Menteri Luar Negeri Rusia Sergei Lavrov akan menghadapi rekan-rekannya dari Ukraina dan Barat, termasuk Menteri Luar Negeri AS Antony Blinken, ketika Sekretaris Jenderal PBB Antonio Guterres dan Jaksa Penuntut Internasional Karim Khan, menginformasikan Dewan Keamanan yang beranggotakan 15 orang.
Ukraina, Amerika Serikat, dan lainnya menuduh Rusia melakukan kejahatan perang di Ukraina.
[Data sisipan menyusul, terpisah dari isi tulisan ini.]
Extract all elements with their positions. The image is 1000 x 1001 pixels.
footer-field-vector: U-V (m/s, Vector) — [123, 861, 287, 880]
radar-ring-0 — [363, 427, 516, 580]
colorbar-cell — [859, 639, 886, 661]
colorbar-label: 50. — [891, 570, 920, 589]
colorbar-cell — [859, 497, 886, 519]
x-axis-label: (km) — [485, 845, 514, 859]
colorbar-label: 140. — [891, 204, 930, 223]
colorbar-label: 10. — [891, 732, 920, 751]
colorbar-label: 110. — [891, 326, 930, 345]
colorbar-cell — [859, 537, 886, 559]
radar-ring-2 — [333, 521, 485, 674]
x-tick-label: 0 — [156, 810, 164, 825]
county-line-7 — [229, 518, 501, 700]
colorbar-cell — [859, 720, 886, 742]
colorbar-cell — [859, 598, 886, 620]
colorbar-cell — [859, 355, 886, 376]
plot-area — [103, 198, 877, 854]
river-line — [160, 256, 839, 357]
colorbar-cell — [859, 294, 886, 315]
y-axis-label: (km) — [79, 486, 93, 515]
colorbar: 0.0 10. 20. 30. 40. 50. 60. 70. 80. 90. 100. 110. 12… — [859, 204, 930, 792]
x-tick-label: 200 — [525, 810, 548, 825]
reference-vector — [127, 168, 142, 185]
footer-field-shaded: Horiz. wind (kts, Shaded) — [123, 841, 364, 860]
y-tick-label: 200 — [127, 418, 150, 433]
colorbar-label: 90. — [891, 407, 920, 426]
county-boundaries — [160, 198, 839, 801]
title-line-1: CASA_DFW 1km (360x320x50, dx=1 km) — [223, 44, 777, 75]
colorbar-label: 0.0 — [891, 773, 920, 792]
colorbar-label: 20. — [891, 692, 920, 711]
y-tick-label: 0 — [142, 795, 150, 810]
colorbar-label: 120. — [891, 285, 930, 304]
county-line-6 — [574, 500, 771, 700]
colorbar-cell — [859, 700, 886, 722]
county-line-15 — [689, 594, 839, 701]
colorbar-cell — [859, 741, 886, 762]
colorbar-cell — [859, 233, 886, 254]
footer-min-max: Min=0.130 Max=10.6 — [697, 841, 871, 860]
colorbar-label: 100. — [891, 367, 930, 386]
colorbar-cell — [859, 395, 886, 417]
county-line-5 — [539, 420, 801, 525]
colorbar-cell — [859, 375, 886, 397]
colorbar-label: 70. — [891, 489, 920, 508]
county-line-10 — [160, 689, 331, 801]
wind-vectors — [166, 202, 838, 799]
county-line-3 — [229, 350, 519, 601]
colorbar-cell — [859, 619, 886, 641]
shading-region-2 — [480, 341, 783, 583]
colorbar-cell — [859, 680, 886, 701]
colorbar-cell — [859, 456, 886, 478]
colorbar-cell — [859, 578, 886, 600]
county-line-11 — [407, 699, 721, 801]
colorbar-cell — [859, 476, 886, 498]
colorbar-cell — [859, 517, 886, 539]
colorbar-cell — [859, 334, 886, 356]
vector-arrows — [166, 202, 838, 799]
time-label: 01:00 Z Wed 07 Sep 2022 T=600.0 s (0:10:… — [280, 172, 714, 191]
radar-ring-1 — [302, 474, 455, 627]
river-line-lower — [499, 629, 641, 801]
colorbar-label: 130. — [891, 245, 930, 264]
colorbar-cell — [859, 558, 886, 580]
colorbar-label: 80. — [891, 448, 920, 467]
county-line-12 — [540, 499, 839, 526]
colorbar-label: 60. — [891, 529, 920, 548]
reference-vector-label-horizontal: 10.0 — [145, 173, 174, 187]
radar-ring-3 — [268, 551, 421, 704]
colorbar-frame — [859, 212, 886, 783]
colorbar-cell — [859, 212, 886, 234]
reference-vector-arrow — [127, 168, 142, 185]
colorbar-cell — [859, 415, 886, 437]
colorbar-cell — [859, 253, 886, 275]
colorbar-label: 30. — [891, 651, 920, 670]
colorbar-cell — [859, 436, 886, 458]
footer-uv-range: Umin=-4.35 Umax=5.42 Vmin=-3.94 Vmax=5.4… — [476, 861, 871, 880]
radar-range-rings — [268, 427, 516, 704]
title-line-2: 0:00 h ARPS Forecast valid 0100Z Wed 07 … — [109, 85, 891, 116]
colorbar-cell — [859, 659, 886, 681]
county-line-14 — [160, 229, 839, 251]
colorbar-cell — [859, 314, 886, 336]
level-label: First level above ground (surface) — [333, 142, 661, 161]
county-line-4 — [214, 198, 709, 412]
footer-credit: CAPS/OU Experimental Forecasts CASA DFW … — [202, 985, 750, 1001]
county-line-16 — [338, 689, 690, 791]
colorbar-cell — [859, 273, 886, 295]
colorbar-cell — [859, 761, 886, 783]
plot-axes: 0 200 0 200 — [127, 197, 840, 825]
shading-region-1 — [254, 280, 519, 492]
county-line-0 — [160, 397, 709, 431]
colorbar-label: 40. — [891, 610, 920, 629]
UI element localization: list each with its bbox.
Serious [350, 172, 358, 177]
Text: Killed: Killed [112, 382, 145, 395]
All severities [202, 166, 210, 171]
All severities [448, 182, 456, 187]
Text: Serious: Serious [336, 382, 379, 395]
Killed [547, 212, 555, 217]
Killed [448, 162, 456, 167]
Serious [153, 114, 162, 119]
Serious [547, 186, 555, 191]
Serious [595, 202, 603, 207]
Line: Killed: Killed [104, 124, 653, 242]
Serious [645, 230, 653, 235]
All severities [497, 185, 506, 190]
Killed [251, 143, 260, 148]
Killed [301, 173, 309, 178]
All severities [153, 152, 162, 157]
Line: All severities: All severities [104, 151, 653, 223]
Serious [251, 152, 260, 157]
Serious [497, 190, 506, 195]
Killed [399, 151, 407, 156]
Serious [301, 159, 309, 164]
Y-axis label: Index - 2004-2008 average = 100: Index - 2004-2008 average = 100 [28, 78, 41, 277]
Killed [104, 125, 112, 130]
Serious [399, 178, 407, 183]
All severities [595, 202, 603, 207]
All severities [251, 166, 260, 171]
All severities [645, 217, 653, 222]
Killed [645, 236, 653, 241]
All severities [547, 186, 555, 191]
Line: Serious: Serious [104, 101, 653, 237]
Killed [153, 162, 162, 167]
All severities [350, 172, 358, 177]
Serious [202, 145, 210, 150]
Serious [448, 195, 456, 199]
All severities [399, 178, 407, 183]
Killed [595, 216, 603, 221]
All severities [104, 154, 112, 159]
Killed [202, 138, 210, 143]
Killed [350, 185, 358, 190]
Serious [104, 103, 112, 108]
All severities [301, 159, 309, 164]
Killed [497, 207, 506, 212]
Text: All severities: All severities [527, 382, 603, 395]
Rusia membantah menargetkan warga sipil selama apa yang disebutnya “operasi militer khusus” dan menggambarkan tuduhan pelanggaran hak asasi manusia sebagai kampanye kotor.
“BENTURAN TIMUR-BARAT”
Pada hari Rabu, Putin memerintahkan mobilisasi masa perang pertama Moskow sejak Perang Dunia II, dengan rencana untuk segera memulai wajib militer sekitar 300.000 tentara untuk berperang di garis depan.
Dia mengutip invasi Ukraina, yang dimulai pada bulan Februari dan menyebabkan ribuan orang tewas, jutaan orang mengungsi dan kota-kota hancur, sebagai bentrokan Timur-Barat yang menentukan.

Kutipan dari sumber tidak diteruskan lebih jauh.